Advertisement

THE MAIL

To the Editor of the Crimson:

I write for those young men of the Class of '44 and Wigglesworth Hall who a few weeks ago waved gallantly the British Jack and sang with their Groton accents for the eternity of the British Empire.

They are going to fight to save the American way of life, to preserve all that we hold dear. The fight will be for a free press . . . of Hearsts and Adlers, for they know that the Worker is read only by a bunch of noisy New York Jew agitators and that a New Republic will always come around to the right way of thinking when the pressure is put on. It will be for the right to assemble freely at Miss Deborah Dillingfeather's party to sample champagne and ski talk till four in the morning; for the privilege of a jury trial (thank God there's only one Dick Whitney and as for those Reds Sacco and Vanzetti, they should have been sent back to Russia in the first place); for a democracy extolled by sophists who call themselves teachers and hypocrites who call themselves representatives of the people.

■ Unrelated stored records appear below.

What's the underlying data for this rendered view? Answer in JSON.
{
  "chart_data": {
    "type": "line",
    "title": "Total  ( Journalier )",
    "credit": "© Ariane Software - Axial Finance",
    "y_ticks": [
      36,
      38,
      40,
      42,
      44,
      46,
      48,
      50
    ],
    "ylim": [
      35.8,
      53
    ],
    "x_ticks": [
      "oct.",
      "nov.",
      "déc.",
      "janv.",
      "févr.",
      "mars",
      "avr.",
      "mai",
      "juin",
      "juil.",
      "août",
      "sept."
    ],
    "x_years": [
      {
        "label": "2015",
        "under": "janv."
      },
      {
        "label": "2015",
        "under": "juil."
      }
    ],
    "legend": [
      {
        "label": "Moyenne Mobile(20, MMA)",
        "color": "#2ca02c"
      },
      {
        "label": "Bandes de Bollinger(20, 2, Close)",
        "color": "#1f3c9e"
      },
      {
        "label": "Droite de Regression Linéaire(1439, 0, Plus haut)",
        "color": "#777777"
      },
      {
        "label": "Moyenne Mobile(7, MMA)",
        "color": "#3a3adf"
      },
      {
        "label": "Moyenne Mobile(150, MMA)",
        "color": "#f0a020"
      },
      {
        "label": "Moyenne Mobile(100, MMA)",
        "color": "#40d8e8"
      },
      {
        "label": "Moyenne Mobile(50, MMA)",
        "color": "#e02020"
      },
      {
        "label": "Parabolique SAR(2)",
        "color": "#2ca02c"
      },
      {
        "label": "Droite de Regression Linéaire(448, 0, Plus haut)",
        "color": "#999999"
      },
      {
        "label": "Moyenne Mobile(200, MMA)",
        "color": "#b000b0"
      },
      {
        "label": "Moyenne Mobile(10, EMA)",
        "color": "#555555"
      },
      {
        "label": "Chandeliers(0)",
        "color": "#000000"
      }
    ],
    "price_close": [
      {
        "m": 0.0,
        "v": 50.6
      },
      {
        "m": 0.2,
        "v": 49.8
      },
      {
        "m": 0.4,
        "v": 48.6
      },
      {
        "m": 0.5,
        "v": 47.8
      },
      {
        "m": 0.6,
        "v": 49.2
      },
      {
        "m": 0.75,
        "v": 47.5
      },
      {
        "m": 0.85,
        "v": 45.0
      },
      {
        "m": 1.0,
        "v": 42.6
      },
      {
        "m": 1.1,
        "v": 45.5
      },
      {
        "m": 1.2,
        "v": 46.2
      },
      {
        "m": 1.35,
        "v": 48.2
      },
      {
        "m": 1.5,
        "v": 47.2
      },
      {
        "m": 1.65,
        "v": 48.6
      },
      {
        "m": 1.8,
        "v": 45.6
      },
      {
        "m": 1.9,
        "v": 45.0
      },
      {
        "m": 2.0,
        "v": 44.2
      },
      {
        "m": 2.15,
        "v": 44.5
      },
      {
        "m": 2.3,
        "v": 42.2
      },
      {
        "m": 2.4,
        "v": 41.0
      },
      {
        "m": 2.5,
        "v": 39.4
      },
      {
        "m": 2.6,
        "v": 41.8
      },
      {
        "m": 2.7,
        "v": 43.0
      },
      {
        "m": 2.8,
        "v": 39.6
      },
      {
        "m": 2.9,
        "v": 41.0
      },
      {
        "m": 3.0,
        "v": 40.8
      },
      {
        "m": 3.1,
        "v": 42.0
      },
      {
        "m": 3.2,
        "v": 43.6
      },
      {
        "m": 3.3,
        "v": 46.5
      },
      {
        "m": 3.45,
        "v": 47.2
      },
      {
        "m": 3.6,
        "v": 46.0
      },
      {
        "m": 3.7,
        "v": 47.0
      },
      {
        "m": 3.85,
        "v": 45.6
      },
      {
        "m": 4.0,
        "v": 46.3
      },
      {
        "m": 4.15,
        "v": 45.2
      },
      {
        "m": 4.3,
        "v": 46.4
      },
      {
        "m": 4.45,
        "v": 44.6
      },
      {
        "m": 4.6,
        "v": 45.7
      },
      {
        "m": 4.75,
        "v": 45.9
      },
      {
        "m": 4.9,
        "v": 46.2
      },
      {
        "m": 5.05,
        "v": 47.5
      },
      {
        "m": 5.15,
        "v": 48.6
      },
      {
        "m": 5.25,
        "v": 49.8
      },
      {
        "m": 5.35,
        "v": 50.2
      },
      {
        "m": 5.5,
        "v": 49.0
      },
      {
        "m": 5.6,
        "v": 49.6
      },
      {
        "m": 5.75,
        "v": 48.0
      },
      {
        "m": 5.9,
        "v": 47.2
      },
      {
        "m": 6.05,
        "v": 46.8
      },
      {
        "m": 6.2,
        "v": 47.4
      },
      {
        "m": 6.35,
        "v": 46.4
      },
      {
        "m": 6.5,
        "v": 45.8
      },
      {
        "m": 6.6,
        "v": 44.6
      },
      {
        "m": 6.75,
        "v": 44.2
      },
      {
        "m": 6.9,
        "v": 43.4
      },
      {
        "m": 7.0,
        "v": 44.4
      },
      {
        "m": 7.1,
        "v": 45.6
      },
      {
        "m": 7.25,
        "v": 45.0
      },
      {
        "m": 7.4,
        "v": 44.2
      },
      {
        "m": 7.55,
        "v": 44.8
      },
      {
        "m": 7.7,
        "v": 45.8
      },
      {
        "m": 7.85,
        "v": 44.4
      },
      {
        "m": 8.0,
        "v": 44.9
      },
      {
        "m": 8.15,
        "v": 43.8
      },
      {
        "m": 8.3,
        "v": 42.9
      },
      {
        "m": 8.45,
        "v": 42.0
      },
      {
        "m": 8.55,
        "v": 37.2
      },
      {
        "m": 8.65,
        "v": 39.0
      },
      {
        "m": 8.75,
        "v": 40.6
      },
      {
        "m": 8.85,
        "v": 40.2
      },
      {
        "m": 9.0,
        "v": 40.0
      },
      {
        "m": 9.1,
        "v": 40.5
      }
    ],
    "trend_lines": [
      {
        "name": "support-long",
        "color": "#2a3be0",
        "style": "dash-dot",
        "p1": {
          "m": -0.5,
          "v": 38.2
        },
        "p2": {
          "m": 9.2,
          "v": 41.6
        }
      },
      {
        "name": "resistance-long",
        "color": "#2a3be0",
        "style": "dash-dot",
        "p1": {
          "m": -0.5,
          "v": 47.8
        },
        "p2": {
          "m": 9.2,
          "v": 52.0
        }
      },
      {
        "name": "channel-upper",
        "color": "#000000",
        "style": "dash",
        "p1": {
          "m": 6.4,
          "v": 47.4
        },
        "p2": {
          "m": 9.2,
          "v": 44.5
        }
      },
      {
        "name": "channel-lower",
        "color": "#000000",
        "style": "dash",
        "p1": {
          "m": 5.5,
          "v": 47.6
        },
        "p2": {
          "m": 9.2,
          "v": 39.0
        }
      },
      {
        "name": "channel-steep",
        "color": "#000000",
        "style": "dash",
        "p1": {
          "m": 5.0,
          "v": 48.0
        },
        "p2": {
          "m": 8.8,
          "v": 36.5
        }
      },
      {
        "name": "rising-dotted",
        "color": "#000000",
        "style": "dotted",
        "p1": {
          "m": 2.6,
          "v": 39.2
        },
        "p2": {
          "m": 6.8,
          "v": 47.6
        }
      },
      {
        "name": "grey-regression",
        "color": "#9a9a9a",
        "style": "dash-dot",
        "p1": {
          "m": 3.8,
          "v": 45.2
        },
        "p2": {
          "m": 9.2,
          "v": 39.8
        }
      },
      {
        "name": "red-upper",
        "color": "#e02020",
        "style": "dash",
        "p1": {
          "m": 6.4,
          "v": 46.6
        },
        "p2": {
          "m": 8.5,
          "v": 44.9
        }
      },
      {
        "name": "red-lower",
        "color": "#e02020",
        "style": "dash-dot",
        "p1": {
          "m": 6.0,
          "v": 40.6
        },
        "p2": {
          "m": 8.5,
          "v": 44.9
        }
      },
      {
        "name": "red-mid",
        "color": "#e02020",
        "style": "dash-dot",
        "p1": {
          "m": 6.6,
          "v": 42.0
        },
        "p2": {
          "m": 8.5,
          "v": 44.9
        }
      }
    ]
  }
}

But tell us, you men in tweeds, can free speech mean much to the millions of Americans who only look in at the windows of Thanksgiving dinners and hear with wistful ears the solid sound of think leather sole on the cold pavement. Nine million farmers can assemble all right . . . to see white milk run gray in the dust of the road, to smell full grains burning sharp and sad in clear fall air while the government budget swings to its unbalanced balance.

I am not a pacifist, and I believe we may one day have to fight against Hitler or the system he has made. But if we must have ideals for which to fight let us not cling to the empty ones of warmongers or misdirected intellectuals. A future lies before us, if only we can open our eyes to it, in which men may lie sincerely and to the best of their ability.

Advertisement

You sang blindly for a rotten-toothed, dragglemaned lion that wants to smother the world with the weight of its years, to save itself from the cubs it has raised in the mines of the North and the mills of Manchester. But your duty is here, to lay the old Bald-Head quietly to rest, to deck its young with bright feathers and make strong their wings for flight. Mare Jaffe '42.